Thomson has acquired TradeWeb for $385 million in cash plus substantial contingency payments. The transaction was announced on 8 April 2004 and completed on 21 May 2004.  The 40-day administrative deadline expires on 23 July 2004.

JURISDICTION

Thomson and TradeWeb have ceased to be distinct enterprises. They overlap in post-trade processing of fixed income securities and the share of supply test in section 23 of the Enterprise Act 2002 (the Act) is met.
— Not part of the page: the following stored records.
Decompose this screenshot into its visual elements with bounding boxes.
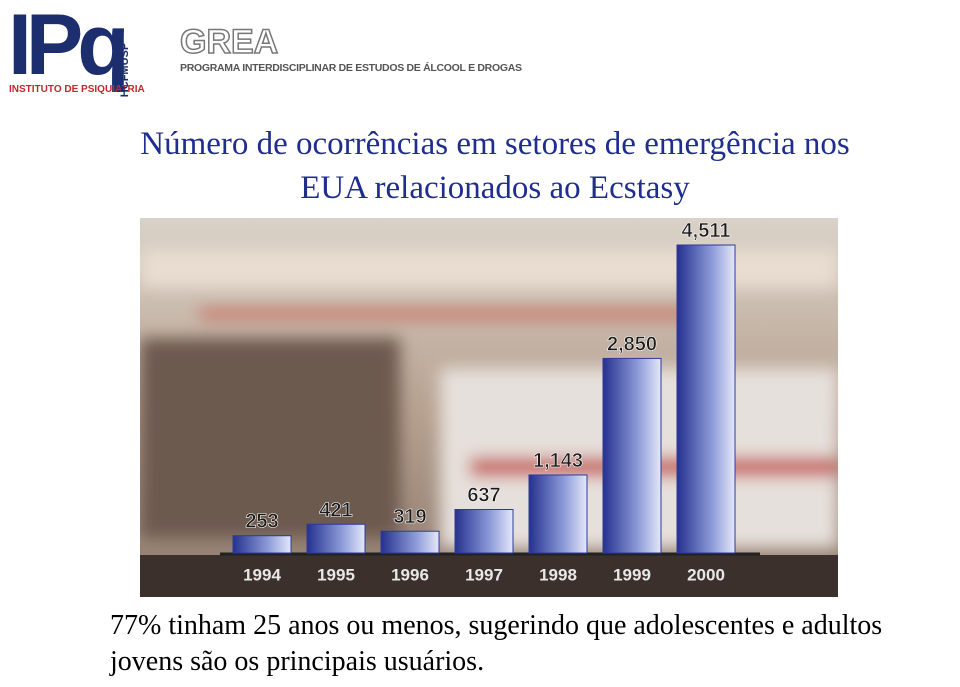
x-tick-label: 1996 [391,565,429,584]
bar [528,474,588,554]
x-tick-label: 2000 [687,565,725,584]
value-label: 421 [319,499,352,521]
logo-ipq: IPq [8,0,130,93]
x-tick-label: 1998 [539,565,577,584]
x-tick-label: 1997 [465,565,503,584]
logo-grea: GREA [179,23,279,61]
bar [380,530,440,554]
chart: 253 1994 421 1995 319 1996 637 1997 1,143 1998 2,8… [140,218,838,597]
logo-ipq-caption: INSTITUTO DE PSIQUIATRIA [9,84,145,95]
chart-title: Número de ocorrências em setores de emer… [140,126,850,206]
bar [306,523,366,554]
value-label: 319 [393,506,426,528]
value-label: 1,143 [533,450,583,472]
logo-hcfmusp: HCFMUSP [119,42,132,98]
caption: 77% tinham 25 anos ou menos, sugerindo q… [110,610,883,677]
x-tick-label: 1994 [243,565,281,584]
logo-grea-caption: PROGRAMA INTERDISCIPLINAR DE ESTUDOS DE … [180,62,522,74]
bar [454,509,514,554]
bar [676,244,736,554]
value-label: 4,511 [682,220,731,242]
value-label: 2,850 [607,333,657,355]
value-label: 637 [467,485,500,507]
x-tick-label: 1995 [317,565,355,584]
x-tick-label: 1999 [613,565,651,584]
bar [232,535,292,554]
bar [602,357,662,554]
value-label: 253 [245,511,278,533]
floor-band [140,555,838,597]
The OFT therefore believes that it is or may be the case that a relevant merger situation has been created.

ASSESSMENT

The parties overlap in the supply of post-trade (pre-settlement) processing (PTP) services for fixed income securities (FIS) trading.  The increment is minimal, and the level of competition between the parties is slight.  Although conceivable that TradeWeb would have expanded its presence and competed more substantially absent the merger, the evidence supporting this is no more than speculative.
 
As trade execution and PTP services are highly complementary, third parties have raised a variety of foreclosure concerns.  The evidence gathered does not support the proposition that Thomson has either the ability or incentives to foreclose rivals, in particular, by tying access to Omgeo's PTP services to TradeWeb's trade execution platform.
 
Consequently, the OFT does not believe that it is or may be the case that the merger has resulted, or may be expected to result, in a substantial lessening of competition within a market or markets in the United Kingdom.

DECISION

This merger will therefore not be referred to the Competition Commission under section 22 (1) of the Enterprise Act.

NOTES

1. TradeWeb's equity owners were: CSFB [ ], Goldman Sachs [ ], Lehman Brothers [ ], Citigroup [ ], Merrill Lynch [ ], JP Morgan [ ], Deutsche Bank [ ] and Morgan Stanley [ ].